Mutual fund investing involves risk. Principal loss is possible. Investing in medium-sized companies involves greater risks than those associated with investing in large company stocks, such as business risk, significant stock price fluctuations and illiquidity. The Fund may invest in foreign securities which involve greater volatility and political, economic and currency risks and differences in accounting methods.

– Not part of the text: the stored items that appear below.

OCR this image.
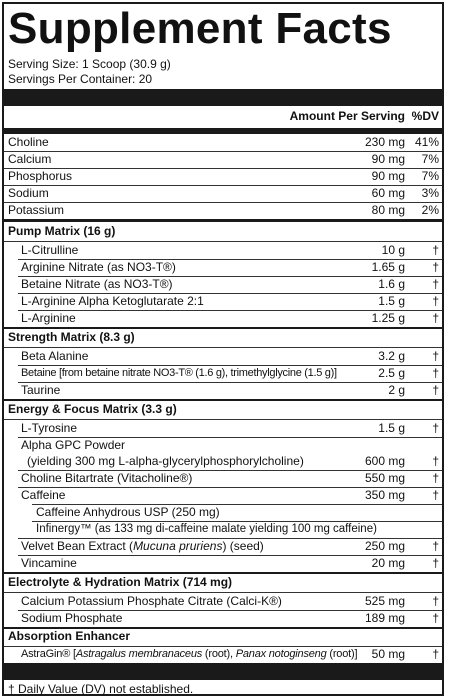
Supplement Facts
Serving Size: 1 Scoop (30.9 g)
Servings Per Container: 20
Amount Per Serving %DV
Choline	230 mg 41%
Calcium	90 mg 7%
Phosphorus	90 mg 7%
Sodium	60 mg 3%
Potassium	80 mg 2%
Pump Matrix (16 g)
L-Citrulline	10 g †
Arginine Nitrate (as NO3-T®)	1.65 g †
Betaine Nitrate (as NO3-T®)	1.6 g †
L-Arginine Alpha Ketoglutarate 2:1	1.5 g †
L-Arginine	1.25 g †
Strength Matrix (8.3 g)
Beta Alanine	3.2 g †
Betaine [from betaine nitrate NO3-T® (1.6 g), trimethylglycine (1.5 g)]	2.5 g †
Taurine	2 g †
Energy & Focus Matrix (3.3 g)
L-Tyrosine	1.5 g †
Alpha GPC Powder
(yielding 300 mg L-alpha-glycerylphosphorylcholine)	600 mg †
Choline Bitartrate (Vitacholine®)	550 mg †
Caffeine	350 mg †
Caffeine Anhydrous USP (250 mg)
Infinergy™ (as 133 mg di-caffeine malate yielding 100 mg caffeine)
Velvet Bean Extract (Mucuna pruriens) (seed)	250 mg †
Vincamine	20 mg †
Electrolyte & Hydration Matrix (714 mg)
Calcium Potassium Phosphate Citrate (Calci-K®)	525 mg †
Sodium Phosphate	189 mg †
Absorption Enhancer
AstraGin® [Astragalus membranaceus (root), Panax notoginseng (root)] 50 mg †
† Daily Value (DV) not established.
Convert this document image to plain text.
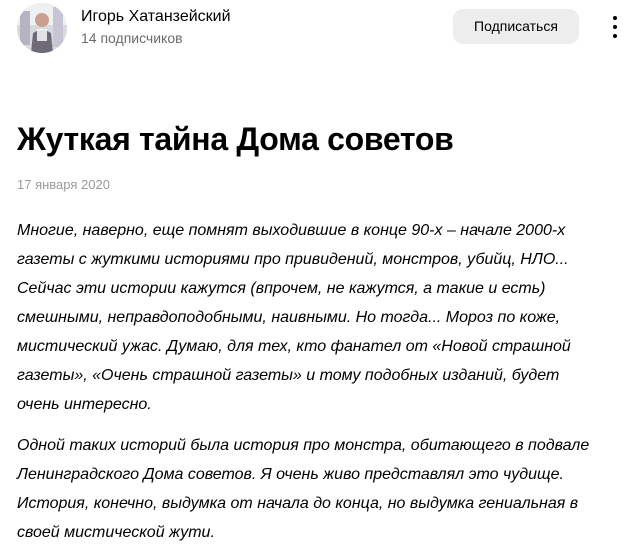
Игорь Хатанзейский
14 подписчиков
Подписаться
Жуткая тайна Дома советов
17 января 2020

Многие, наверно, еще помнят выходившие в конце 90-х – начале 2000-х
газеты с жуткими историями про привидений, монстров, убийц, НЛО...
Сейчас эти истории кажутся (впрочем, не кажутся, а такие и есть)
смешными, неправдоподобными, наивными. Но тогда... Мороз по коже,
мистический ужас. Думаю, для тех, кто фанател от «Новой страшной
газеты», «Очень страшной газеты» и тому подобных изданий, будет
очень интересно.

Одной таких историй была история про монстра, обитающего в подвале
Ленинградского Дома советов. Я очень живо представлял это чудище.
История, конечно, выдумка от начала до конца, но выдумка гениальная в
своей мистической жути.
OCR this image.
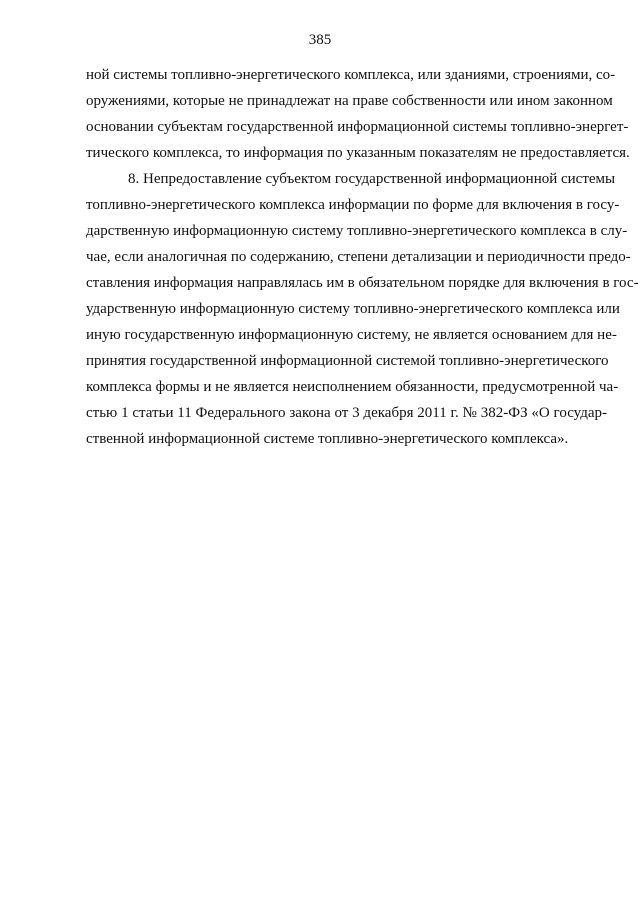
385
ной системы топливно-энергетического комплекса, или зданиями, строениями, со-
оружениями, которые не принадлежат на праве собственности или ином законном
основании субъектам государственной информационной системы топливно-энергет-
тического комплекса, то информация по указанным показателям не предоставляется.
8. Непредоставление субъектом государственной информационной системы
топливно-энергетического комплекса информации по форме для включения в госу-
дарственную информационную систему топливно-энергетического комплекса в слу-
чае, если аналогичная по содержанию, степени детализации и периодичности предо-
ставления информация направлялась им в обязательном порядке для включения в гос-
ударственную информационную систему топливно-энергетического комплекса или
иную государственную информационную систему, не является основанием для не-
принятия государственной информационной системой топливно-энергетического
комплекса формы и не является неисполнением обязанности, предусмотренной ча-
стью 1 статьи 11 Федерального закона от 3 декабря 2011 г. № 382-ФЗ «О государ-
ственной информационной системе топливно-энергетического комплекса».
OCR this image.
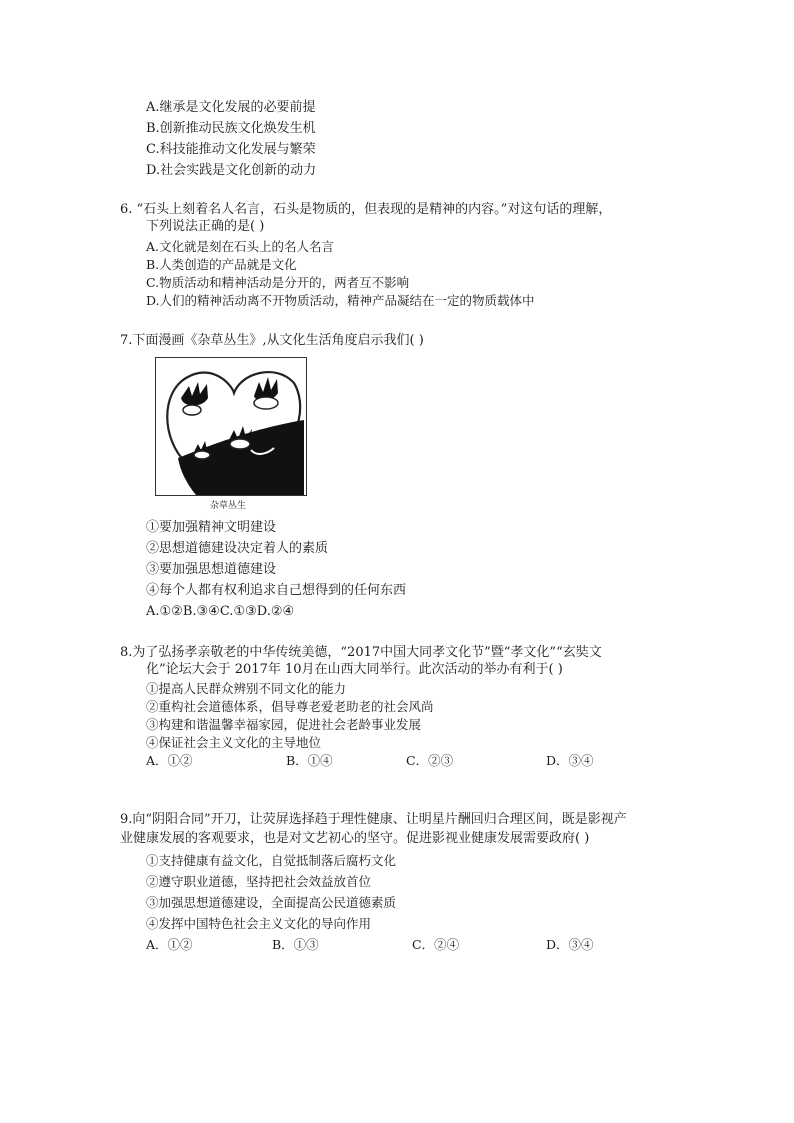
A.继承是文化发展的必要前提
B.创新推动民族文化焕发生机
C.科技能推动文化发展与繁荣
D.社会实践是文化创新的动力
6. “石头上刻着名人名言，石头是物质的，但表现的是精神的内容。”对这句话的理解，
下列说法正确的是( )
A.文化就是刻在石头上的名人名言
B.人类创造的产品就是文化
C.物质活动和精神活动是分开的，两者互不影响
D.人们的精神活动离不开物质活动，精神产品凝结在一定的物质载体中
7.下面漫画《杂草丛生》,从文化生活角度启示我们( )
杂草丛生
①要加强精神文明建设
②思想道德建设决定着人的素质
③要加强思想道德建设
④每个人都有权利追求自己想得到的任何东西
A.①②B.③④C.①③D.②④
8.为了弘扬孝亲敬老的中华传统美德，“2017中国大同孝文化节”暨“孝文化”“玄奘文
化”论坛大会于 2017年 10月在山西大同举行。此次活动的举办有利于( )
①提高人民群众辨别不同文化的能力
②重构社会道德体系，倡导尊老爱老助老的社会风尚
③构建和谐温馨幸福家园，促进社会老龄事业发展
④保证社会主义文化的主导地位
A．①②	B．①④	C．②③	D．③④
9.向“阴阳合同”开刀，让荧屏选择趋于理性健康、让明星片酬回归合理区间，既是影视产
业健康发展的客观要求，也是对文艺初心的坚守。促进影视业健康发展需要政府( )
①支持健康有益文化，自觉抵制落后腐朽文化
②遵守职业道德，坚持把社会效益放首位
③加强思想道德建设，全面提高公民道德素质
④发挥中国特色社会主义文化的导向作用
A．①②	B．①③	C．②④	D．③④
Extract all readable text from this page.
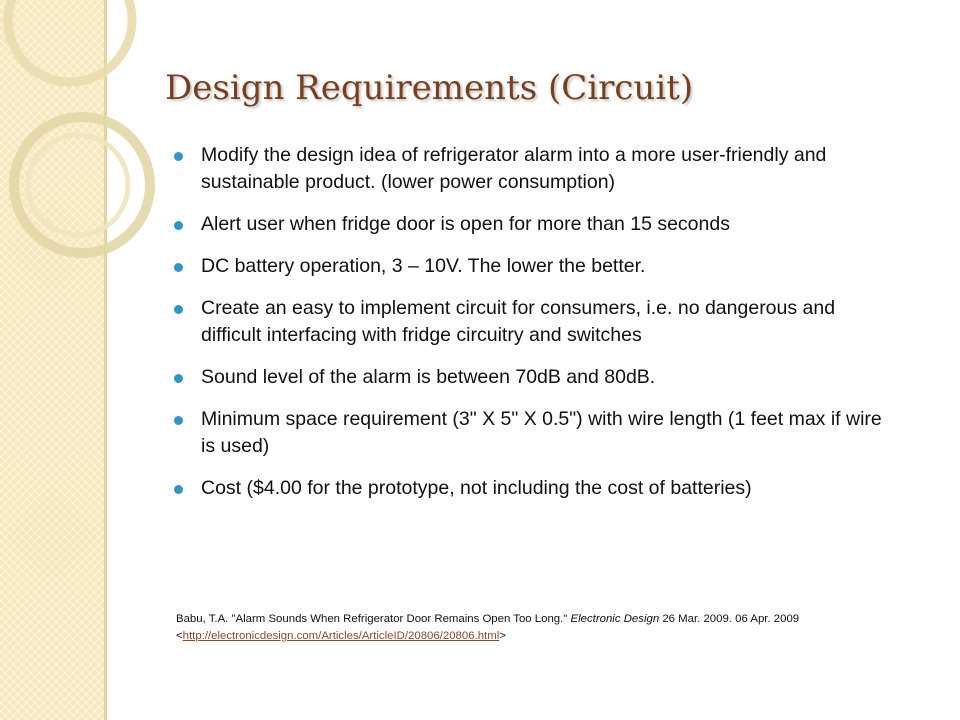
Design Requirements (Circuit)
Modify the design idea of refrigerator alarm into a more user-friendly and sustainable product. (lower power consumption)
Alert user when fridge door is open for more than 15 seconds
DC battery operation, 3 – 10V. The lower the better.
Create an easy to implement circuit for consumers, i.e. no dangerous and difficult interfacing with fridge circuitry and switches
Sound level of the alarm is between 70dB and 80dB.
Minimum space requirement (3" X 5" X 0.5") with wire length (1 feet max if wire is used)
Cost ($4.00 for the prototype, not including the cost of batteries)
Babu, T.A. "Alarm Sounds When Refrigerator Door Remains Open Too Long." Electronic Design 26 Mar. 2009. 06 Apr. 2009
<http://electronicdesign.com/Articles/ArticleID/20806/20806.html>
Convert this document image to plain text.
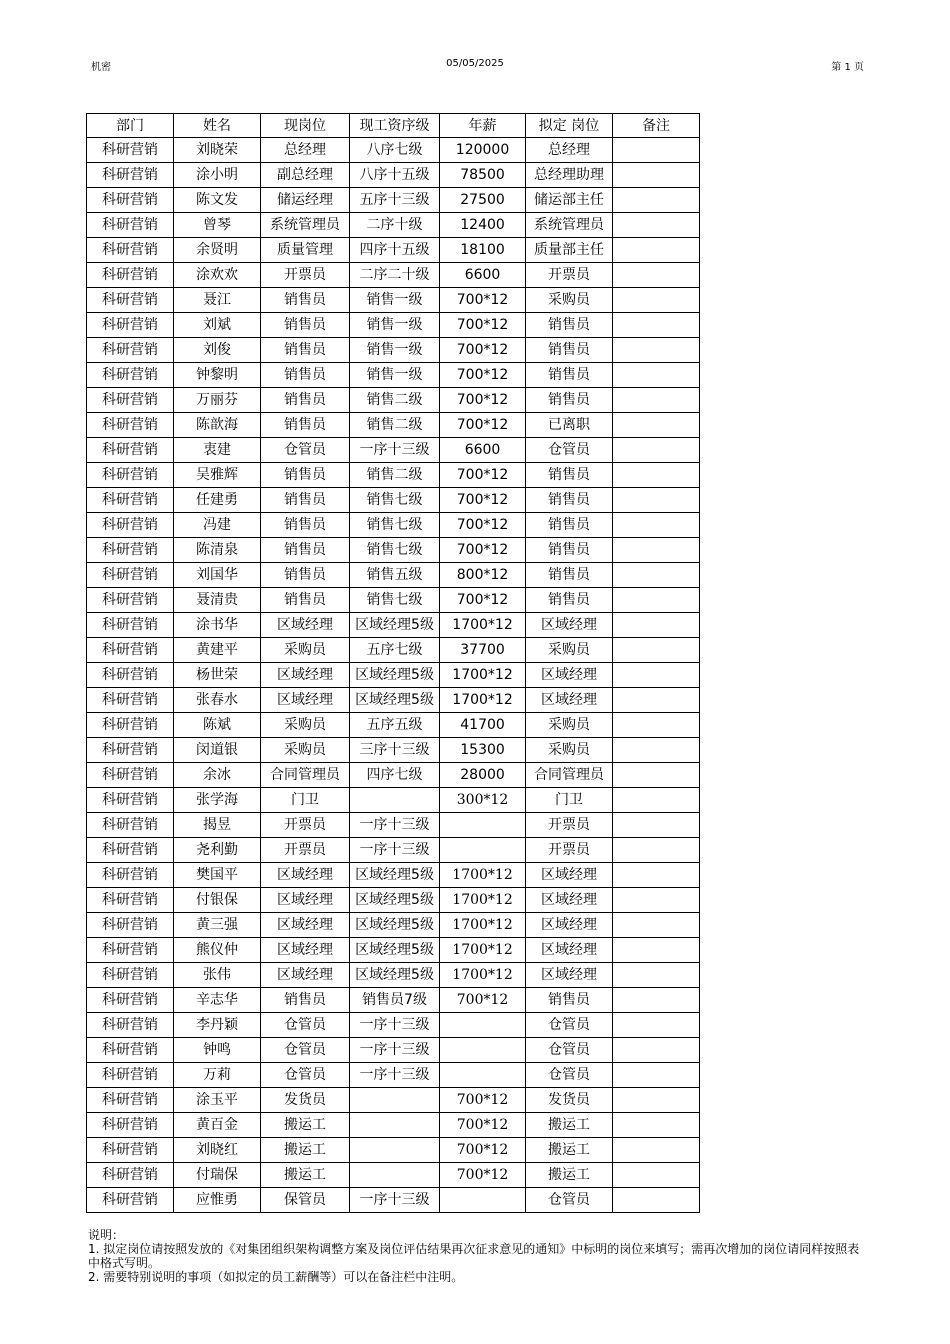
机密	05/05/2025	第 1 页
部门	姓名	现岗位	现工资序级	年薪	拟定 岗位	备注
科研营销	刘晓荣	总经理	八序七级	120000	总经理	
科研营销	涂小明	副总经理	八序十五级	78500	总经理助理	
科研营销	陈文发	储运经理	五序十三级	27500	储运部主任	
科研营销	曾琴	系统管理员	二序十级	12400	系统管理员	
科研营销	余贤明	质量管理	四序十五级	18100	质量部主任	
科研营销	涂欢欢	开票员	二序二十级	6600	开票员	
科研营销	聂江	销售员	销售一级	700*12	采购员	
科研营销	刘斌	销售员	销售一级	700*12	销售员	
科研营销	刘俊	销售员	销售一级	700*12	销售员	
科研营销	钟黎明	销售员	销售一级	700*12	销售员	
科研营销	万丽芬	销售员	销售二级	700*12	销售员	
科研营销	陈歆海	销售员	销售二级	700*12	已离职	
科研营销	衷建	仓管员	一序十三级	6600	仓管员	
科研营销	吴雅辉	销售员	销售二级	700*12	销售员	
科研营销	任建勇	销售员	销售七级	700*12	销售员	
科研营销	冯建	销售员	销售七级	700*12	销售员	
科研营销	陈清泉	销售员	销售七级	700*12	销售员	
科研营销	刘国华	销售员	销售五级	800*12	销售员	
科研营销	聂清贵	销售员	销售七级	700*12	销售员	
科研营销	涂书华	区域经理	区域经理5级	1700*12	区域经理	
科研营销	黄建平	采购员	五序七级	37700	采购员	
科研营销	杨世荣	区域经理	区域经理5级	1700*12	区域经理	
科研营销	张春水	区域经理	区域经理5级	1700*12	区域经理	
科研营销	陈斌	采购员	五序五级	41700	采购员	
科研营销	闵道银	采购员	三序十三级	15300	采购员	
科研营销	余冰	合同管理员	四序七级	28000	合同管理员	
科研营销	张学海	门卫		300*12	门卫	
科研营销	揭昱	开票员	一序十三级		开票员	
科研营销	尧利勤	开票员	一序十三级		开票员	
科研营销	樊国平	区域经理	区域经理5级	1700*12	区域经理	
科研营销	付银保	区域经理	区域经理5级	1700*12	区域经理	
科研营销	黄三强	区域经理	区域经理5级	1700*12	区域经理	
科研营销	熊仪仲	区域经理	区域经理5级	1700*12	区域经理	
科研营销	张伟	区域经理	区域经理5级	1700*12	区域经理	
科研营销	辛志华	销售员	销售员7级	700*12	销售员	
科研营销	李丹颖	仓管员	一序十三级		仓管员	
科研营销	钟鸣	仓管员	一序十三级		仓管员	
科研营销	万莉	仓管员	一序十三级		仓管员	
科研营销	涂玉平	发货员		700*12	发货员	
科研营销	黄百金	搬运工		700*12	搬运工	
科研营销	刘晓红	搬运工		700*12	搬运工	
科研营销	付瑞保	搬运工		700*12	搬运工	
科研营销	应惟勇	保管员	一序十三级		仓管员	
说明：
1. 拟定岗位请按照发放的《对集团组织架构调整方案及岗位评估结果再次征求意见的通知》中标明的岗位来填写；需再次增加的岗位请同样按照表中格式写明。
2. 需要特别说明的事项（如拟定的员工薪酬等）可以在备注栏中注明。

Fund holdings and/or sector allocations are subject to change and are not buy/sell recommendations. Current and future portfolio holdings are subject to risk. Certain information presented based on proprietary or third-party estimates are subject to change and cannot be guaranteed.  Portfolio managers’ opinions and data included in this commentary are as of 12/31/19 and are subject to change without notice.  Any forecasts made cannot be guaranteed.  Information obtained from independent sources is considered reliable, but H&W cannot guarantee its accuracy or completeness. Specific securities identified are the largest contributors (or detractors) on a relative basis to the Russell MidcapValue Index. Securities’ absolute performance may reflect different results.  The “Largest New Purchases” section includes the three largest new security positions during the quarter/year based on the security’s quarter/year-end weight adjusted for its relative return contribution; does not include any security received as a result of a corporate action; if fewer than three new security positions during the quarter/year, all new security positions are included.  The Fund may not continue to hold the securities mentioned and the Advisor has no obligation to disclose purchases or sales of these securities. Attribution is an analysis of the portfolio's return relative to a selected benchmark, is calculated using daily holding information and does not reflect the payment of transaction costs, fees and expenses of the Fund. Past performance is no guarantee of future results. Diversification does not assure a profit nor protect against loss in a declining market.

Investing in value stocks presents the risk that value stocks may fall out of favor with investors and underperform other asset types during a given period. Equities, bonds, and other asset classes have different risk profiles, which should be considered when investing. All investments contain risk and may lose value.